L’état espagnol connait, avec la Catalogne, la crise politique la plus sérieuse depuis le Transition. Les peines lourdes subies par les dirigeants de l’ANC, d’Omnium et les membres du gouvernement catalan ont approfondi encore cette crise du régime issu de la transition de 1978.

 Il est évident que la gauche française est en dessous de tout, incapable même d’écrire une pétition nationale de soutien aux prisonniers politiques. Il est vrai que nous retrouvons ce recul de l’internationalisme sur la Grèce, la Syrie, les Kurdes…. mais nous pouvons toujours espérer un réveil.

Je me risque à vous proposer quelques analyses et hypothèses personnelles sur la situation aujourd’hui. Je traite en premier ce qui peut se passer suite aux élections générales du 10 novembre, ensuite la situation en Catalogne.

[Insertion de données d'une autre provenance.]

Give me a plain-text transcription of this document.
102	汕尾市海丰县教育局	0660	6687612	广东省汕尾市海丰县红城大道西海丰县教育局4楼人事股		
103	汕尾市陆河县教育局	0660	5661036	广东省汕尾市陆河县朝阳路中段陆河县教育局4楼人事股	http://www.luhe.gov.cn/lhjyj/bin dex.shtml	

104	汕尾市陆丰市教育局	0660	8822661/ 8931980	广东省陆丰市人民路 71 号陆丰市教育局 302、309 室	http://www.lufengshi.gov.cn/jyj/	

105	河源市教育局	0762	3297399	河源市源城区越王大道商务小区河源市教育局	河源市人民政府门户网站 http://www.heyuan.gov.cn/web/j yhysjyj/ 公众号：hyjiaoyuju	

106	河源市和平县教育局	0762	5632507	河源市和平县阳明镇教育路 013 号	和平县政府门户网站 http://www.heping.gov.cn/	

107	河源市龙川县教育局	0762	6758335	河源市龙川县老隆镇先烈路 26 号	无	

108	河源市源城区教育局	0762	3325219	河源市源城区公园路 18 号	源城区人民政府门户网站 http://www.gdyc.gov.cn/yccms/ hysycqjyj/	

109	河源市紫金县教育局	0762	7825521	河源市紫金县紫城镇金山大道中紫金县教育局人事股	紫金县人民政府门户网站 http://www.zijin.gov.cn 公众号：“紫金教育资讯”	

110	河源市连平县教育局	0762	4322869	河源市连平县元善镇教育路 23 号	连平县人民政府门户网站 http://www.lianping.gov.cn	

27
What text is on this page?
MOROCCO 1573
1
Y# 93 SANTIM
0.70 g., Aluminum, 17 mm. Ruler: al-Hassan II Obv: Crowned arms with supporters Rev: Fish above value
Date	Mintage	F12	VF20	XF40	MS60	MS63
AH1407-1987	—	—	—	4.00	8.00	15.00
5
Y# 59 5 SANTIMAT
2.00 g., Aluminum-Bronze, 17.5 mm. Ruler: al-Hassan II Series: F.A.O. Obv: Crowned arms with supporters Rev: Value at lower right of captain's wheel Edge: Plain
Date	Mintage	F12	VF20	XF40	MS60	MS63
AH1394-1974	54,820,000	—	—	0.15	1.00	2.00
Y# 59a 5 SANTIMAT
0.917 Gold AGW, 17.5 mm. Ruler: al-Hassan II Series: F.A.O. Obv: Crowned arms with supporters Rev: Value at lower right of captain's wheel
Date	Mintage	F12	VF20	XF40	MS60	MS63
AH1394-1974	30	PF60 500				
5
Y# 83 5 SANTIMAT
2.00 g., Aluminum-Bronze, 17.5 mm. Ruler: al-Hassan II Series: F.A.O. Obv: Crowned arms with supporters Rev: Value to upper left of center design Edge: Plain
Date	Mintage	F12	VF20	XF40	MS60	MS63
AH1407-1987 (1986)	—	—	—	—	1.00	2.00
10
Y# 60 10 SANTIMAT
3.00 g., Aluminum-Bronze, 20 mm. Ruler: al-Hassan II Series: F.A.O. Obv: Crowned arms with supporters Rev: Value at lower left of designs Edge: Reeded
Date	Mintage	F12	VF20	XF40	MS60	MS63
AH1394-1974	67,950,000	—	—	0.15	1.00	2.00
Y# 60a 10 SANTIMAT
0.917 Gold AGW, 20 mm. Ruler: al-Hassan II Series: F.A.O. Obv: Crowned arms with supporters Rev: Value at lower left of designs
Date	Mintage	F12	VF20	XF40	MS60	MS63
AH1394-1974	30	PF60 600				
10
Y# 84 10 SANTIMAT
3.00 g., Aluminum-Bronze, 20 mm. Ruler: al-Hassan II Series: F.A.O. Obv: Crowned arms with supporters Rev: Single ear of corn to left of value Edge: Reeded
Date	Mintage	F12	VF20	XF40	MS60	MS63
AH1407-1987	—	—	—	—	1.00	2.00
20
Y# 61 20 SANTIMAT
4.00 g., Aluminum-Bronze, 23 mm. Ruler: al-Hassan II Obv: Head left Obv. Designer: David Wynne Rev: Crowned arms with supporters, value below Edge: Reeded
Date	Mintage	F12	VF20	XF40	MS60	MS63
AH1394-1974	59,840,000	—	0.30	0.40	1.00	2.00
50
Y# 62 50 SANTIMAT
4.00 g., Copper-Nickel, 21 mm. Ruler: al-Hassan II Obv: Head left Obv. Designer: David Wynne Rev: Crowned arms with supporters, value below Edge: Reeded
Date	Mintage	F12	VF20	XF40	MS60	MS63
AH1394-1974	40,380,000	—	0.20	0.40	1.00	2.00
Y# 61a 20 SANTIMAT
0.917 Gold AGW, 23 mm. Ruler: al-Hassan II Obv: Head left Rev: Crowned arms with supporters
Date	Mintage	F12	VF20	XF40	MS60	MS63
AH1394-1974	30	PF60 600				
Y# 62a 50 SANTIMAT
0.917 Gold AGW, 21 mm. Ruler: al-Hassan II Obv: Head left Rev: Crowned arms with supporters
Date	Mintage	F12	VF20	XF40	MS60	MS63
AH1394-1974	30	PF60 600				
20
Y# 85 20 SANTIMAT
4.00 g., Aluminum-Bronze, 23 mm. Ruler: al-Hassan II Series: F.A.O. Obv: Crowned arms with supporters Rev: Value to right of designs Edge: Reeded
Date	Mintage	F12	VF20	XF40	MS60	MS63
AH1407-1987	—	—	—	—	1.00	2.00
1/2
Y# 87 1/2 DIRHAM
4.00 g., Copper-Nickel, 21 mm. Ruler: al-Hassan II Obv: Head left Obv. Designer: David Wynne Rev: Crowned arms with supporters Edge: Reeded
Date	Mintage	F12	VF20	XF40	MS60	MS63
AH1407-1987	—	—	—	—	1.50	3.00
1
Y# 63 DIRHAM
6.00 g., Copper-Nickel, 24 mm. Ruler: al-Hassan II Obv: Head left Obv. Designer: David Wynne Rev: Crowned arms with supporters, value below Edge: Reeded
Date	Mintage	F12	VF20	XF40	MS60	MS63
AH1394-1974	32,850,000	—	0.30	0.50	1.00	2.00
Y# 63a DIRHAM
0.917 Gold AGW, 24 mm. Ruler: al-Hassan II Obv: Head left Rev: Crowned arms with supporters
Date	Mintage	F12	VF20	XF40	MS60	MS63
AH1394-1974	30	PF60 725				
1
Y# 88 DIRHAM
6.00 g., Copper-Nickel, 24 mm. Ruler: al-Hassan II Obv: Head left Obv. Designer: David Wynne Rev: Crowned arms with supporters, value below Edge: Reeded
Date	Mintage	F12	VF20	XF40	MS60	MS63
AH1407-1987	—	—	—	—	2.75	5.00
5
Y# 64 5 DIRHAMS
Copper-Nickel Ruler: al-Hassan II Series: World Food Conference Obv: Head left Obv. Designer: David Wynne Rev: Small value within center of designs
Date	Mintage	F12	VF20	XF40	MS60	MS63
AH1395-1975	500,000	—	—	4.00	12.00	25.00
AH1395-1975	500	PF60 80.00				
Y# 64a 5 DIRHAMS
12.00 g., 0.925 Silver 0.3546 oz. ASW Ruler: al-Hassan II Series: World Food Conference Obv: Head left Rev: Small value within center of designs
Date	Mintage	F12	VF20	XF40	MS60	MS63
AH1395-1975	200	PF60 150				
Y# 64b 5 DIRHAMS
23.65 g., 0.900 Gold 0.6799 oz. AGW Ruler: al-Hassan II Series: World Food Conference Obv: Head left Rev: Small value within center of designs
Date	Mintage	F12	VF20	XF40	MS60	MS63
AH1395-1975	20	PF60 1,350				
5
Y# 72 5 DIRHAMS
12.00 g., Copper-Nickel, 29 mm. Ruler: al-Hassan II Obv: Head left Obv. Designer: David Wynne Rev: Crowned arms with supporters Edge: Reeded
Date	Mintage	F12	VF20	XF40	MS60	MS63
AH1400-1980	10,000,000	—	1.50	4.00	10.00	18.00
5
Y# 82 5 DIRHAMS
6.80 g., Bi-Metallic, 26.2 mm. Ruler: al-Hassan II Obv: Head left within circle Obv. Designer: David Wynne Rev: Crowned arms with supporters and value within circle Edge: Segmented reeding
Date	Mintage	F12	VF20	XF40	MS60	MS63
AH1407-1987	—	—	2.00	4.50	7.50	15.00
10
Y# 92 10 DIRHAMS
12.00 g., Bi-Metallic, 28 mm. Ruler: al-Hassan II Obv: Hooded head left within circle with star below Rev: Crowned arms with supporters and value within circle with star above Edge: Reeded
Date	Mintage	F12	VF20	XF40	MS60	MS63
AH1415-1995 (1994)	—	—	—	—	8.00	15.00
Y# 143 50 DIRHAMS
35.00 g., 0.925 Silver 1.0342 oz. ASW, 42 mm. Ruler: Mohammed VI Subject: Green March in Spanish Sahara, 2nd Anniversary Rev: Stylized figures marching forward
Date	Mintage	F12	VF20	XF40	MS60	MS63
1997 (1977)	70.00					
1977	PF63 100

Première chose, il est impossible de dissocier la crise catalane et les élections générales du 10 novembre. Le PSOE de Pedro Sanchez ne voulait pas d’accord avec Unidas Podemos même quand Iglesias accepte de se laisser « humilier » ( pour reprendre son mot) en acceptant le veto de Sanchez contre sa personne. Podemos a fondé son orientation sur l’entrée dans un gouvernement de coalition ( version espagnole de l’union de la gauche) et pour cela est prêt à de grandes concessions y compris sur la Catalogne. Le PSOE ne voulait se lier les mains en aucune façon avec une coalition de gauche, aussi il a provoqué de nouvelles élections le 10 novembre tout en sachant que les sanctions dures seraient prononcées contre les dirigeants catalans et que la campagne électorale serait largement déterminée par la Catalogne.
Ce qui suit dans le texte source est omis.